Europe’s marine and coastal biodiversity still degrading, according to European Environment Agency

In its State of the Environment Report 2015 just released, the European Environment Agency highlights improvements while pointing out that Europe is not on track to meet its environmental goals. More ambitious policies and actions are needed to address the challenges.

New Caledonia coast

According to the report, while pollution has been reduced, ecosystem degradation threatens Europe’s economic output and well-being. Biodiversity continues to be eroded and Europe is not on track to meet its 2020 target of halting biodiversity loss. Marine and coastal biodiversity is a particular area of concern. Pressures include sea floor damage, pollution, invasive alien species and acidification. Climate change is expected to intensify pressures and impacts. But what about the situation in the EU Overseas’ entities which harbour over 70% of EU biodiversity and form, with their combined EEZs, the largest maritime territory in the world?

EU Outermost Regions (ORs) and Overseas Countries and Territories (OCTs) are not included in the report although these entities, part of Europe’s territory for ORs or linked to a member country for OCTs, are associated with the European Union. They are not covered by a regional briefing like the Arctic, Mediterranean and Black Sea regions.

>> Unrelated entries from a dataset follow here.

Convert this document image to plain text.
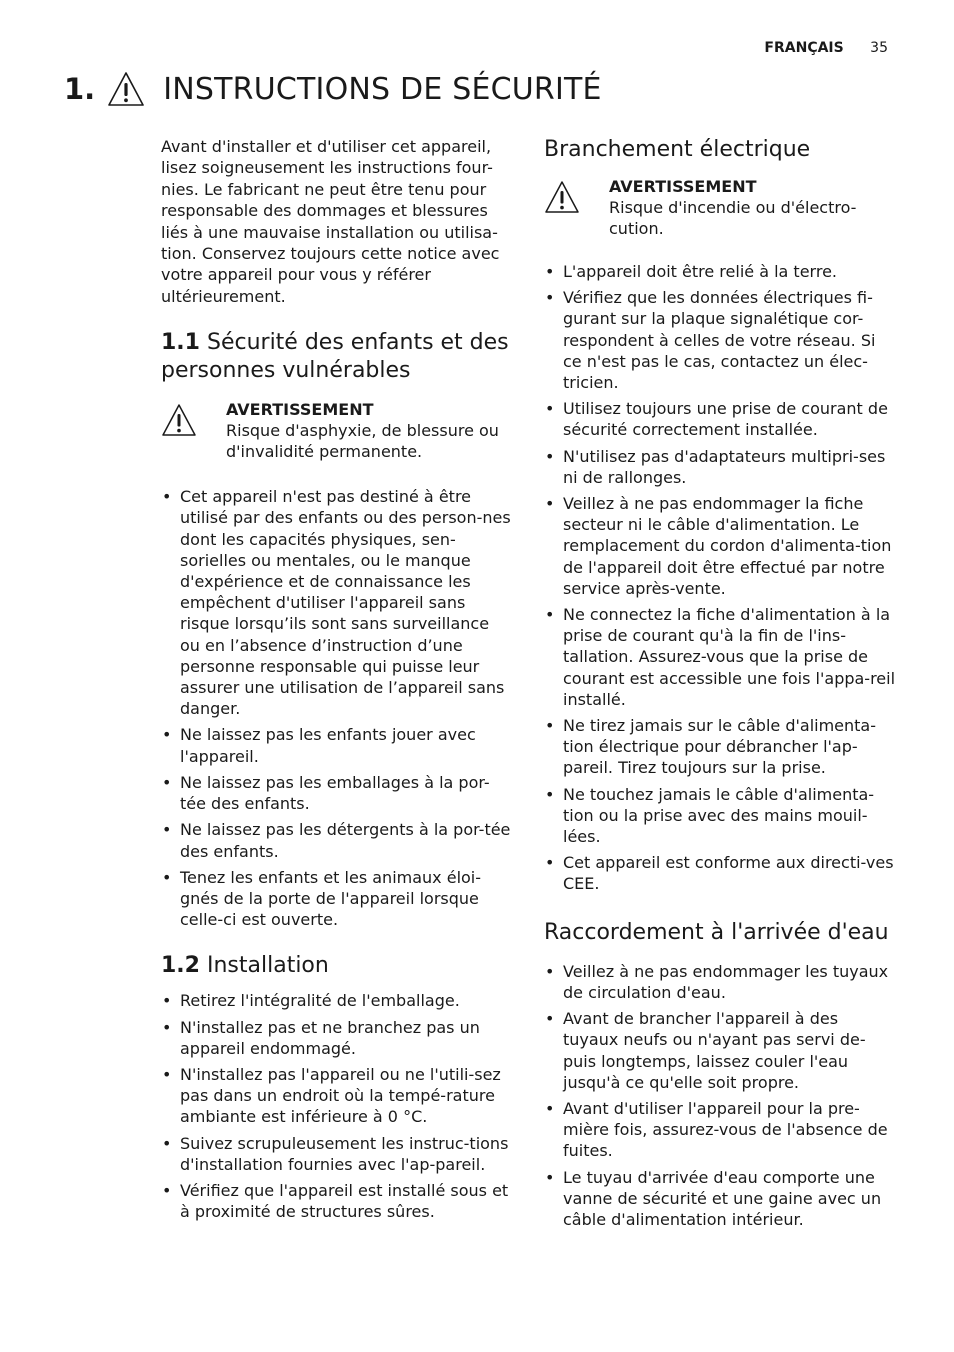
FRANÇAIS 35
1. INSTRUCTIONS DE SÉCURITÉ

Avant d'installer et d'utiliser cet appareil, lisez soigneusement les instructions four-nies. Le fabricant ne peut être tenu pour responsable des dommages et blessures liés à une mauvaise installation ou utilisa-tion. Conservez toujours cette notice avec votre appareil pour vous y référer ultérieurement.

1.1 Sécurité des enfants et des personnes vulnérables
AVERTISSEMENT
Risque d'asphyxie, de blessure ou d'invalidité permanente.
• Cet appareil n'est pas destiné à être utilisé par des enfants ou des person-nes dont les capacités physiques, sen-sorielles ou mentales, ou le manque d'expérience et de connaissance les empêchent d'utiliser l'appareil sans risque lorsqu’ils sont sans surveillance ou en l’absence d’instruction d’une personne responsable qui puisse leur assurer une utilisation de l’appareil sans danger.
• Ne laissez pas les enfants jouer avec l'appareil.
• Ne laissez pas les emballages à la por-tée des enfants.
• Ne laissez pas les détergents à la por-tée des enfants.
• Tenez les enfants et les animaux éloi-gnés de la porte de l'appareil lorsque celle-ci est ouverte.
1.2 Installation
• Retirez l'intégralité de l'emballage.
• N'installez pas et ne branchez pas un appareil endommagé.
• N'installez pas l'appareil ou ne l'utili-sez pas dans un endroit où la tempé-rature ambiante est inférieure à 0 °C.
• Suivez scrupuleusement les instruc-tions d'installation fournies avec l'ap-pareil.
• Vérifiez que l'appareil est installé sous et à proximité de structures sûres.
Branchement électrique
AVERTISSEMENT
Risque d'incendie ou d'électro-cution.
• L'appareil doit être relié à la terre.
• Vérifiez que les données électriques fi-gurant sur la plaque signalétique cor-respondent à celles de votre réseau. Si ce n'est pas le cas, contactez un élec-tricien.
• Utilisez toujours une prise de courant de sécurité correctement installée.
• N'utilisez pas d'adaptateurs multipri-ses ni de rallonges.
• Veillez à ne pas endommager la fiche secteur ni le câble d'alimentation. Le remplacement du cordon d'alimenta-tion de l'appareil doit être effectué par notre service après-vente.
• Ne connectez la fiche d'alimentation à la prise de courant qu'à la fin de l'ins-tallation. Assurez-vous que la prise de courant est accessible une fois l'appa-reil installé.
• Ne tirez jamais sur le câble d'alimenta-tion électrique pour débrancher l'ap-pareil. Tirez toujours sur la prise.
• Ne touchez jamais le câble d'alimenta-tion ou la prise avec des mains mouil-lées.
• Cet appareil est conforme aux directi-ves CEE.
Raccordement à l'arrivée d'eau
• Veillez à ne pas endommager les tuyaux de circulation d'eau.
• Avant de brancher l'appareil à des tuyaux neufs ou n'ayant pas servi de-puis longtemps, laissez couler l'eau jusqu'à ce qu'elle soit propre.
• Avant d'utiliser l'appareil pour la pre-mière fois, assurez-vous de l'absence de fuites.
• Le tuyau d'arrivée d'eau comporte une vanne de sécurité et une gaine avec un câble d'alimentation intérieur.
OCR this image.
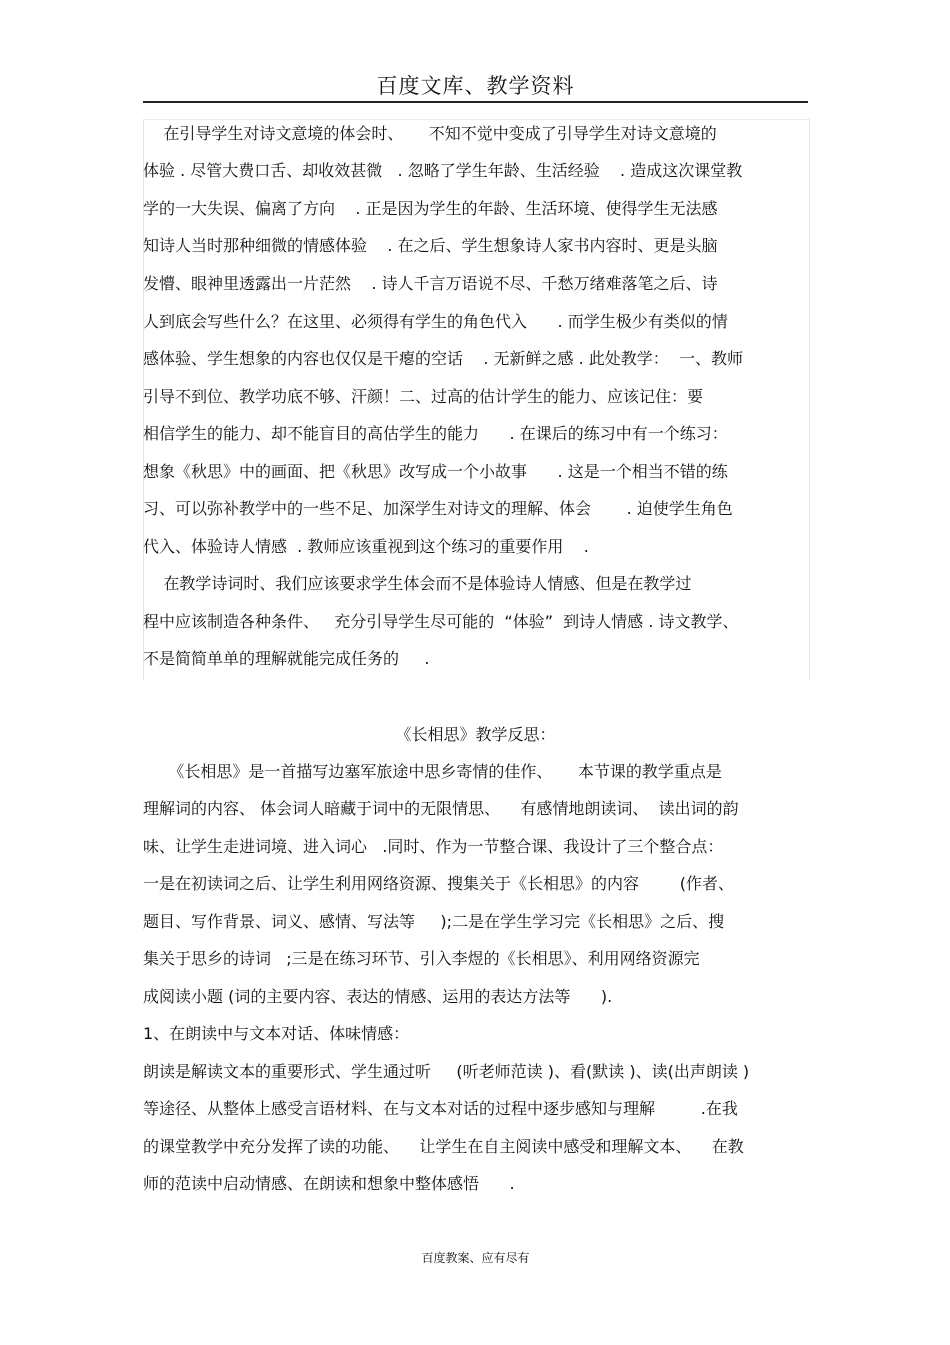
百度文库、教学资料
在引导学生对诗文意境的体会时、     不知不觉中变成了引导学生对诗文意境的
体验 . 尽管大费口舌、却收效甚微   . 忽略了学生年龄、生活经验    . 造成这次课堂教
学的一大失误、偏离了方向    . 正是因为学生的年龄、生活环境、使得学生无法感
知诗人当时那种细微的情感体验    . 在之后、学生想象诗人家书内容时、更是头脑
发懵、眼神里透露出一片茫然    . 诗人千言万语说不尽、千愁万绪难落笔之后、诗
人到底会写些什么？在这里、必须得有学生的角色代入      . 而学生极少有类似的情
感体验、学生想象的内容也仅仅是干瘪的空话    . 无新鲜之感 . 此处教学：  一、教师
引导不到位、教学功底不够、汗颜！二、过高的估计学生的能力、应该记住：要
相信学生的能力、却不能盲目的高估学生的能力      . 在课后的练习中有一个练习：
想象《秋思》中的画面、把《秋思》改写成一个小故事      . 这是一个相当不错的练
习、可以弥补教学中的一些不足、加深学生对诗文的理解、体会       . 迫使学生角色
代入、体验诗人情感  . 教师应该重视到这个练习的重要作用    .
在教学诗词时、我们应该要求学生体会而不是体验诗人情感、但是在教学过
程中应该制造各种条件、   充分引导学生尽可能的  “体验”  到诗人情感 . 诗文教学、
不是简简单单的理解就能完成任务的     .
《长相思》教学反思：
《长相思》是一首描写边塞军旅途中思乡寄情的佳作、     本节课的教学重点是
理解词的内容、 体会词人暗藏于词中的无限情思、    有感情地朗读词、  读出词的韵
味、让学生走进词境、进入词心   .同时、作为一节整合课、我设计了三个整合点：
一是在初读词之后、让学生利用网络资源、搜集关于《长相思》的内容        (作者、
题目、写作背景、词义、感情、写法等     );二是在学生学习完《长相思》之后、搜
集关于思乡的诗词   ;三是在练习环节、引入李煜的《长相思》、利用网络资源完
成阅读小题 (词的主要内容、表达的情感、运用的表达方法等      ).
1、在朗读中与文本对话、体味情感：
朗读是解读文本的重要形式、学生通过听     (听老师范读 )、看(默读 )、读(出声朗读 )
等途径、从整体上感受言语材料、在与文本对话的过程中逐步感知与理解         .在我
的课堂教学中充分发挥了读的功能、    让学生在自主阅读中感受和理解文本、    在教
师的范读中启动情感、在朗读和想象中整体感悟      .
百度教案、应有尽有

However, the European Environment Agency has previously issued a factsheet publication on the natural capital of EU Overseas entities.

This factsheet recognizes the importance of that natural capital in supporting the daily needs of local communities and their economies, as well as having a key role in climate change mitigation and adaptation. It points out that in many places, ecosystems and their services are highly vulnerable given existing pressures. For example, in Bonaire, the threat of an unmanaged sewage system could decrease the annual total economic value of ecosystem services from USD 105 million today to around USD 60 million in ten years and to less than USD 40 million in 30 years. Such information help decision-makers take measures to prevent damage to the natural capital local economies depend on.

Overseas entities are key in meeting EU and global biodiversity conservation targets. The expansion of the network of MPAs in these entities is significantly contributing to the global target of 10% of coastal and marine areas protected by 2020.

With one of the largest MPAs in the world declared in New Caledonia in 2014, with some overseas islands committed to reach the goal of 50% of energy from renewable sources by 2020, Overseas entities can be pilots for biodiversity conservation, energy transition, and nature-based solutions to climate change adaptation, as recognized during the Guadeloupe Conference in 2014.